Shell in interactive ROOT

Hi,

We can use shell commands in ROOT, by prepending the commands with “.!”. Piping and stuff works as well, which is wonderful. However, I wonder how can we mix regular ROOT - I’m sure I’m just forgetting the proper phrase - and shell commands in a single line.

Basically, how can I get something like .! _file0->ls() | grep exp to work? I’ve tried various permutations and all of them makes either sh or the interpreter scream.

Cheers,
Afiq

Hi,
I think ROOT’s .! is “dumber” than you think: it just takes whatever commands you write after it and executes them in a shell (spawned as a subprocess if I’m not mistaken). Something like .! _file0->ls() | grep exp would require that what you put after .! is parsed to check which parts look like C++ and which parts look like bash…I’m not even sure it’s possible in general.

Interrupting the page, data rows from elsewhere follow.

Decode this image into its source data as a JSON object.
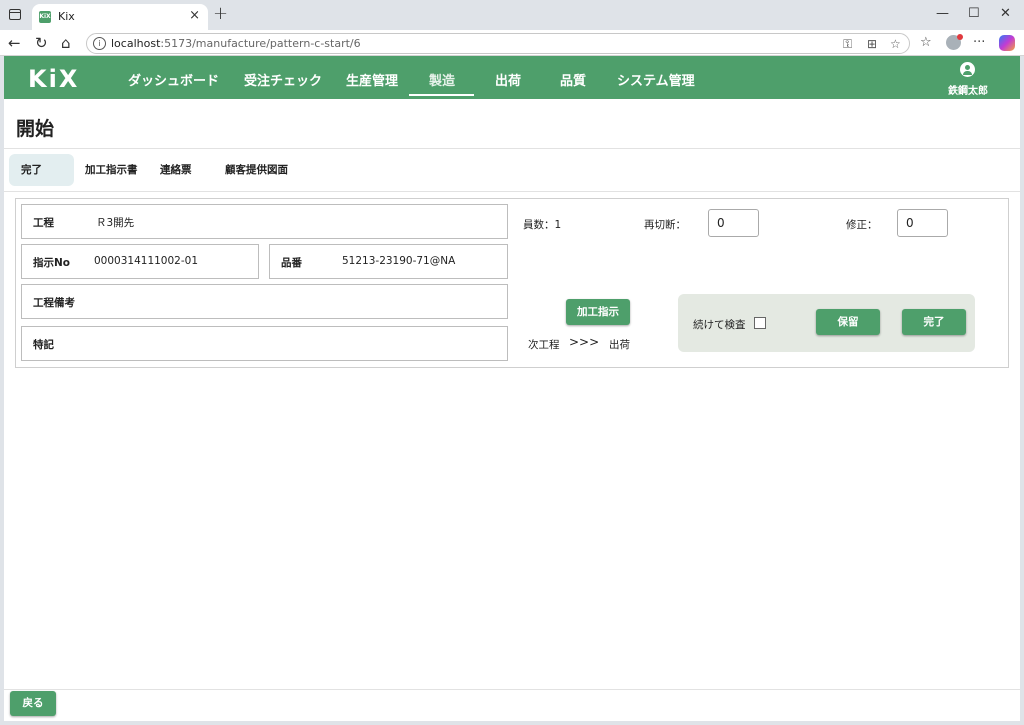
{
  "browser": {
    "tab_title": "Kix",
    "url_host": "localhost",
    "url_path": ":5173/manufacture/pattern-c-start/6",
    "favicon_text": "KiX"
  },
  "header": {
    "logo": "KiX",
    "nav": [
      {
        "label": "ダッシュボード"
      },
      {
        "label": "受注チェック"
      },
      {
        "label": "生産管理"
      },
      {
        "label": "製造"
      },
      {
        "label": "出荷"
      },
      {
        "label": "品質"
      },
      {
        "label": "システム管理"
      }
    ],
    "active_nav": "製造",
    "user_name": "鉄鋼太郎"
  },
  "page": {
    "title": "開始"
  },
  "subtabs": [
    {
      "label": "完了"
    },
    {
      "label": "加工指示書"
    },
    {
      "label": "連絡票"
    },
    {
      "label": "顧客提供図面"
    }
  ],
  "form": {
    "process_label": "工程",
    "process_value": "Ｒ3開先",
    "order_no_label": "指示No",
    "order_no_value": "0000314111002-01",
    "part_no_label": "品番",
    "part_no_value": "51213-23190-71@NA",
    "process_note_label": "工程備考",
    "special_note_label": "特記",
    "count_text": "員数：1",
    "recut_label": "再切断：",
    "recut_value": "0",
    "fix_label": "修正：",
    "fix_value": "0",
    "instruction_button": "加工指示",
    "next_process_label": "次工程",
    "next_process_arrow": ">>>",
    "next_process_value": "出荷",
    "continue_inspect_label": "続けて検査",
    "hold_button": "保留",
    "complete_button": "完了"
  },
  "footer": {
    "back_button": "戻る"
  },
  "colors": {
    "brand": "#4e9f6b",
    "action_box": "#e4e9e2",
    "active_subtab": "#e3eef0"
  }
}
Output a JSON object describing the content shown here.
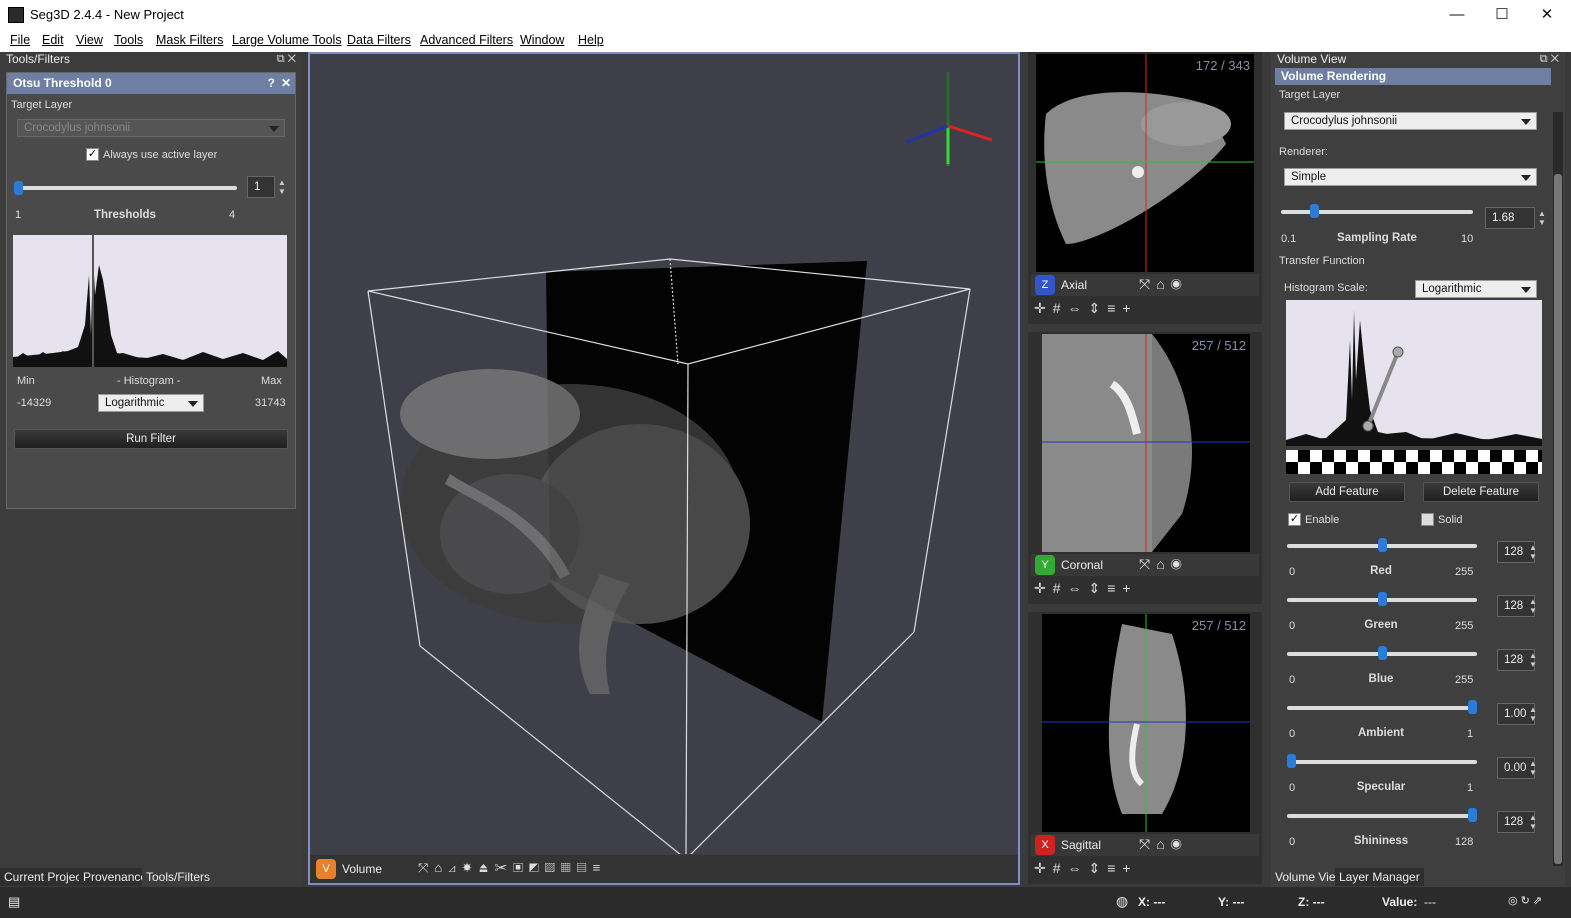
{
  "window": {
    "title": "Seg3D 2.4.4 - New Project",
    "minimize": "—",
    "maximize": "☐",
    "close": "✕"
  },
  "menu": [
    "File",
    "Edit",
    "View",
    "Tools",
    "Mask Filters",
    "Large Volume Tools",
    "Data Filters",
    "Advanced Filters",
    "Window",
    "Help"
  ],
  "left_panel": {
    "dock_title": "Tools/Filters",
    "tool": {
      "title": "Otsu Threshold 0",
      "help": "?",
      "target_layer_label": "Target Layer",
      "target_layer_value": "Crocodylus johnsonii",
      "always_active_label": "Always use active layer",
      "always_active_checked": true,
      "thresholds_value": "1",
      "thresholds_min": "1",
      "thresholds_max": "4",
      "thresholds_label": "Thresholds",
      "hist_min_label": "Min",
      "hist_label": "- Histogram -",
      "hist_max_label": "Max",
      "hist_min_value": "-14329",
      "hist_scale": "Logarithmic",
      "hist_max_value": "31743",
      "run_button": "Run Filter"
    },
    "tabs": [
      "Current Project",
      "Provenance",
      "Tools/Filters"
    ]
  },
  "viewer3d": {
    "badge": "V",
    "label": "Volume",
    "badge_color": "#e8812a"
  },
  "slice_views": [
    {
      "badge": "Z",
      "label": "Axial",
      "counter": "172 / 343",
      "badge_color": "#3355cc"
    },
    {
      "badge": "Y",
      "label": "Coronal",
      "counter": "257 / 512",
      "badge_color": "#33aa33"
    },
    {
      "badge": "X",
      "label": "Sagittal",
      "counter": "257 / 512",
      "badge_color": "#cc2222"
    }
  ],
  "right_panel": {
    "dock_title": "Volume View",
    "section_title": "Volume Rendering",
    "target_layer_label": "Target Layer",
    "target_layer_value": "Crocodylus johnsonii",
    "renderer_label": "Renderer:",
    "renderer_value": "Simple",
    "sampling": {
      "value": "1.68",
      "min": "0.1",
      "max": "10",
      "label": "Sampling Rate",
      "level": 0.16
    },
    "transfer_label": "Transfer Function",
    "hist_scale_label": "Histogram Scale:",
    "hist_scale_value": "Logarithmic",
    "add_feature": "Add Feature",
    "delete_feature": "Delete Feature",
    "enable_label": "Enable",
    "enable_checked": true,
    "solid_label": "Solid",
    "solid_checked": false,
    "sliders": [
      {
        "label": "Red",
        "value": "128",
        "min": "0",
        "max": "255",
        "level": 0.5
      },
      {
        "label": "Green",
        "value": "128",
        "min": "0",
        "max": "255",
        "level": 0.5
      },
      {
        "label": "Blue",
        "value": "128",
        "min": "0",
        "max": "255",
        "level": 0.5
      },
      {
        "label": "Ambient",
        "value": "1.00",
        "min": "0",
        "max": "1",
        "level": 1.0
      },
      {
        "label": "Specular",
        "value": "0.00",
        "min": "0",
        "max": "1",
        "level": 0.0
      },
      {
        "label": "Shininess",
        "value": "128",
        "min": "0",
        "max": "128",
        "level": 1.0
      }
    ],
    "tabs": [
      "Volume View",
      "Layer Manager"
    ]
  },
  "status": {
    "x": "X: ---",
    "y": "Y: ---",
    "z": "Z: ---",
    "value_label": "Value:",
    "value": "---"
  }
}
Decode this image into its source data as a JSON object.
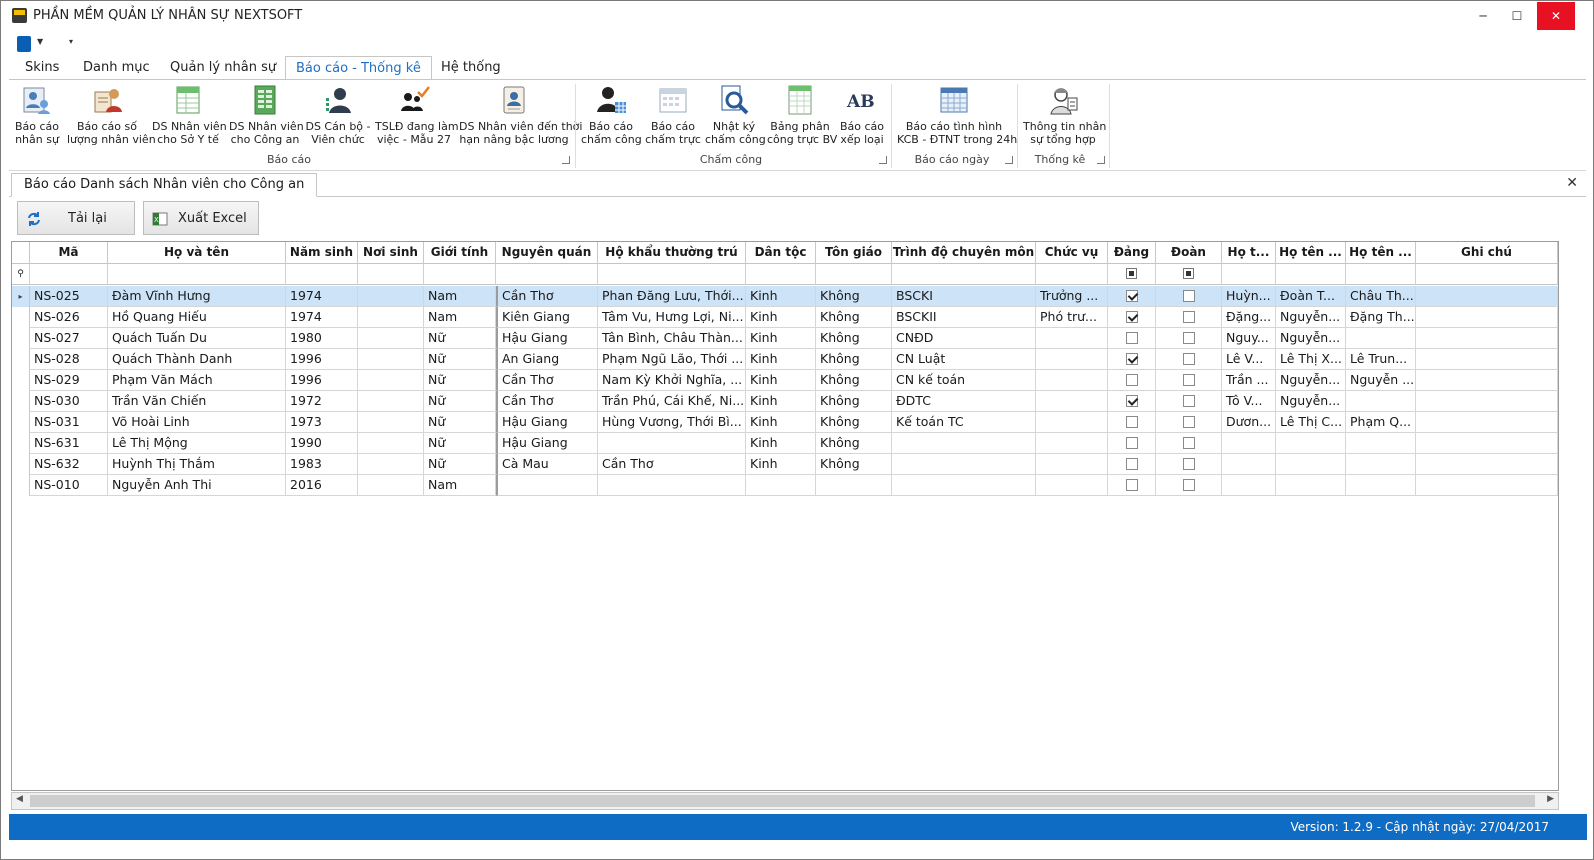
{
  "window": {
    "title": "PHẦN MỀM QUẢN LÝ NHÂN SỰ NEXTSOFT",
    "controls": {
      "minimize": "─",
      "maximize": "☐",
      "close": "✕"
    }
  },
  "ribbon_tabs": [
    {
      "label": "Skins"
    },
    {
      "label": "Danh mục"
    },
    {
      "label": "Quản lý nhân sự"
    },
    {
      "label": "Báo cáo - Thống kê",
      "active": true
    },
    {
      "label": "Hệ thống"
    }
  ],
  "ribbon": {
    "groups": [
      {
        "label": "Báo cáo",
        "buttons": [
          {
            "l1": "Báo cáo",
            "l2": "nhân sự",
            "icon": "people-report-icon"
          },
          {
            "l1": "Báo cáo số",
            "l2": "lượng nhân viên",
            "icon": "staff-count-icon"
          },
          {
            "l1": "DS Nhân viên",
            "l2": "cho Sở Y tế",
            "icon": "spreadsheet-green-icon"
          },
          {
            "l1": "DS Nhân viên",
            "l2": "cho Công an",
            "icon": "spreadsheet-icon"
          },
          {
            "l1": "DS Cán bộ -",
            "l2": "Viên chức",
            "icon": "officer-icon"
          },
          {
            "l1": "TSLĐ đang làm",
            "l2": "việc - Mẫu 27",
            "icon": "checked-people-icon"
          },
          {
            "l1": "DS Nhân viên đến thời",
            "l2": "hạn nâng bậc lương",
            "icon": "id-card-icon"
          }
        ]
      },
      {
        "label": "Chấm công",
        "buttons": [
          {
            "l1": "Báo cáo",
            "l2": "chấm công",
            "icon": "timesheet-person-icon"
          },
          {
            "l1": "Báo cáo",
            "l2": "chấm trực",
            "icon": "calendar-icon"
          },
          {
            "l1": "Nhật ký",
            "l2": "chấm công",
            "icon": "magnifier-doc-icon"
          },
          {
            "l1": "Bảng phân",
            "l2": "công trực BV",
            "icon": "roster-icon"
          },
          {
            "l1": "Báo cáo",
            "l2": "xếp loại",
            "icon": "ab-icon"
          }
        ]
      },
      {
        "label": "Báo cáo ngày",
        "buttons": [
          {
            "l1": "Báo cáo tình hình",
            "l2": "KCB - ĐTNT trong 24h",
            "icon": "grid-table-icon"
          }
        ]
      },
      {
        "label": "Thống kê",
        "buttons": [
          {
            "l1": "Thông tin nhân",
            "l2": "sự tổng hợp",
            "icon": "worker-info-icon"
          }
        ]
      }
    ]
  },
  "document_tab": {
    "label": "Báo cáo Danh sách Nhân viên cho Công an",
    "close": "✕"
  },
  "toolbar": {
    "reload_label": "Tải lại",
    "export_label": "Xuất Excel"
  },
  "grid": {
    "columns": [
      "Mã",
      "Họ và tên",
      "Năm sinh",
      "Nơi sinh",
      "Giới tính",
      "Nguyên quán",
      "Hộ khẩu thường trú",
      "Dân tộc",
      "Tôn giáo",
      "Trình độ chuyên môn",
      "Chức vụ",
      "Đảng",
      "Đoàn",
      "Họ t...",
      "Họ tên ...",
      "Họ tên ...",
      "Ghi chú"
    ],
    "rows": [
      {
        "ma": "NS-025",
        "ten": "Đàm Vĩnh Hưng",
        "nam": "1974",
        "noisinh": "",
        "gt": "Nam",
        "nq": "Cần Thơ",
        "hk": "Phan Đăng Lưu, Thới...",
        "dt": "Kinh",
        "tg": "Không",
        "td": "BSCKI",
        "cv": "Trưởng ...",
        "dang": true,
        "doan": false,
        "h1": "Huỳn...",
        "h2": "Đoàn T...",
        "h3": "Châu Th...",
        "gc": "",
        "selected": true
      },
      {
        "ma": "NS-026",
        "ten": "Hồ Quang Hiếu",
        "nam": "1974",
        "noisinh": "",
        "gt": "Nam",
        "nq": "Kiên Giang",
        "hk": "Tâm Vu, Hưng Lợi, Ni...",
        "dt": "Kinh",
        "tg": "Không",
        "td": "BSCKII",
        "cv": "Phó trư...",
        "dang": true,
        "doan": false,
        "h1": "Đặng...",
        "h2": "Nguyễn...",
        "h3": "Đặng Th...",
        "gc": ""
      },
      {
        "ma": "NS-027",
        "ten": "Quách Tuấn Du",
        "nam": "1980",
        "noisinh": "",
        "gt": "Nữ",
        "nq": "Hậu Giang",
        "hk": "Tân Bình, Châu Thàn...",
        "dt": "Kinh",
        "tg": "Không",
        "td": "CNĐD",
        "cv": "",
        "dang": false,
        "doan": false,
        "h1": "Nguy...",
        "h2": "Nguyễn...",
        "h3": "",
        "gc": ""
      },
      {
        "ma": "NS-028",
        "ten": "Quách Thành Danh",
        "nam": "1996",
        "noisinh": "",
        "gt": "Nữ",
        "nq": "An Giang",
        "hk": "Phạm Ngũ Lão, Thới ...",
        "dt": "Kinh",
        "tg": "Không",
        "td": "CN Luật",
        "cv": "",
        "dang": true,
        "doan": false,
        "h1": "Lê V...",
        "h2": "Lê Thị X...",
        "h3": "Lê Trun...",
        "gc": ""
      },
      {
        "ma": "NS-029",
        "ten": "Phạm Văn Mách",
        "nam": "1996",
        "noisinh": "",
        "gt": "Nữ",
        "nq": "Cần Thơ",
        "hk": "Nam Kỳ Khởi Nghĩa, ...",
        "dt": "Kinh",
        "tg": "Không",
        "td": "CN kế toán",
        "cv": "",
        "dang": false,
        "doan": false,
        "h1": "Trần ...",
        "h2": "Nguyễn...",
        "h3": "Nguyễn ...",
        "gc": ""
      },
      {
        "ma": "NS-030",
        "ten": "Trần Văn Chiến",
        "nam": "1972",
        "noisinh": "",
        "gt": "Nữ",
        "nq": "Cần Thơ",
        "hk": "Trần Phú, Cái Khế, Ni...",
        "dt": "Kinh",
        "tg": "Không",
        "td": "ĐDTC",
        "cv": "",
        "dang": true,
        "doan": false,
        "h1": "Tô V...",
        "h2": "Nguyễn...",
        "h3": "",
        "gc": ""
      },
      {
        "ma": "NS-031",
        "ten": "Võ Hoài Linh",
        "nam": "1973",
        "noisinh": "",
        "gt": "Nữ",
        "nq": "Hậu Giang",
        "hk": "Hùng Vương, Thới Bì...",
        "dt": "Kinh",
        "tg": "Không",
        "td": "Kế toán TC",
        "cv": "",
        "dang": false,
        "doan": false,
        "h1": "Dươn...",
        "h2": "Lê Thị C...",
        "h3": "Phạm Q...",
        "gc": ""
      },
      {
        "ma": "NS-631",
        "ten": "Lê Thị Mộng",
        "nam": "1990",
        "noisinh": "",
        "gt": "Nữ",
        "nq": "Hậu Giang",
        "hk": "",
        "dt": "Kinh",
        "tg": "Không",
        "td": "",
        "cv": "",
        "dang": false,
        "doan": false,
        "h1": "",
        "h2": "",
        "h3": "",
        "gc": ""
      },
      {
        "ma": "NS-632",
        "ten": "Huỳnh Thị Thắm",
        "nam": "1983",
        "noisinh": "",
        "gt": "Nữ",
        "nq": "Cà Mau",
        "hk": "Cần Thơ",
        "dt": "Kinh",
        "tg": "Không",
        "td": "",
        "cv": "",
        "dang": false,
        "doan": false,
        "h1": "",
        "h2": "",
        "h3": "",
        "gc": ""
      },
      {
        "ma": "NS-010",
        "ten": "Nguyễn Anh Thi",
        "nam": "2016",
        "noisinh": "",
        "gt": "Nam",
        "nq": "",
        "hk": "",
        "dt": "",
        "tg": "",
        "td": "",
        "cv": "",
        "dang": false,
        "doan": false,
        "h1": "",
        "h2": "",
        "h3": "",
        "gc": ""
      }
    ]
  },
  "status": {
    "text": "Version: 1.2.9 - Cập nhật ngày: 27/04/2017"
  },
  "colors": {
    "accent": "#1f6fc5",
    "statusbar": "#0f6cc4",
    "selected_row": "#cde3f7"
  }
}
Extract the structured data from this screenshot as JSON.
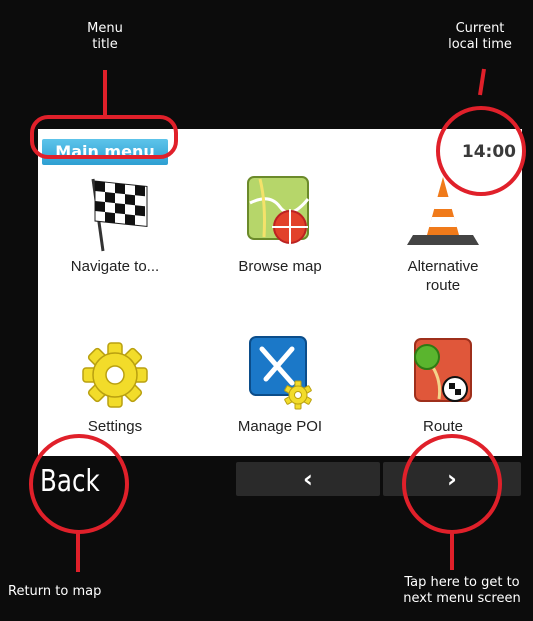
{
  "callouts": {
    "menu_title": "Menu\ntitle",
    "local_time": "Current\nlocal time",
    "return_to_map": "Return to map",
    "next_screen": "Tap here to get to\nnext menu screen"
  },
  "header": {
    "menu_title": "Main menu",
    "clock": "14:00"
  },
  "menu_items": [
    {
      "label": "Navigate to...",
      "icon": "checkered-flag-icon"
    },
    {
      "label": "Browse map",
      "icon": "map-icon"
    },
    {
      "label": "Alternative\nroute",
      "icon": "traffic-cone-icon"
    },
    {
      "label": "Settings",
      "icon": "gear-icon"
    },
    {
      "label": "Manage POI",
      "icon": "poi-icon"
    },
    {
      "label": "Route",
      "icon": "route-map-icon"
    }
  ],
  "controls": {
    "back_label": "Back",
    "prev_label": "‹",
    "next_label": "›"
  },
  "colors": {
    "annotation": "#e0202a",
    "title_badge": "#3aaee0"
  }
}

Something you can do is the following, from your terminal:

$ root file.root -l -b -q -e '_file0->ls()' | grep exp

(which could be simplified using a bash alias, e.g. rootexec arg1 arg2 for root arg1 -l -b -q -e arg2).

Cheers,
Enrico

1 Like

A brilliant way of combining what’s already available. Never occurred to me to craft it so. Exactly what I’m looking for, thanks a lot.

Cheers,
Afiq

Glad I could help.
Note that for _file0->ls() specifically you can directly use, again from terminal, rootls.

Cheers,
Enrico

rootls appears to have been written in python, which I don’t grab by default in my “bare” setup. Thanks for the tip nonetheless!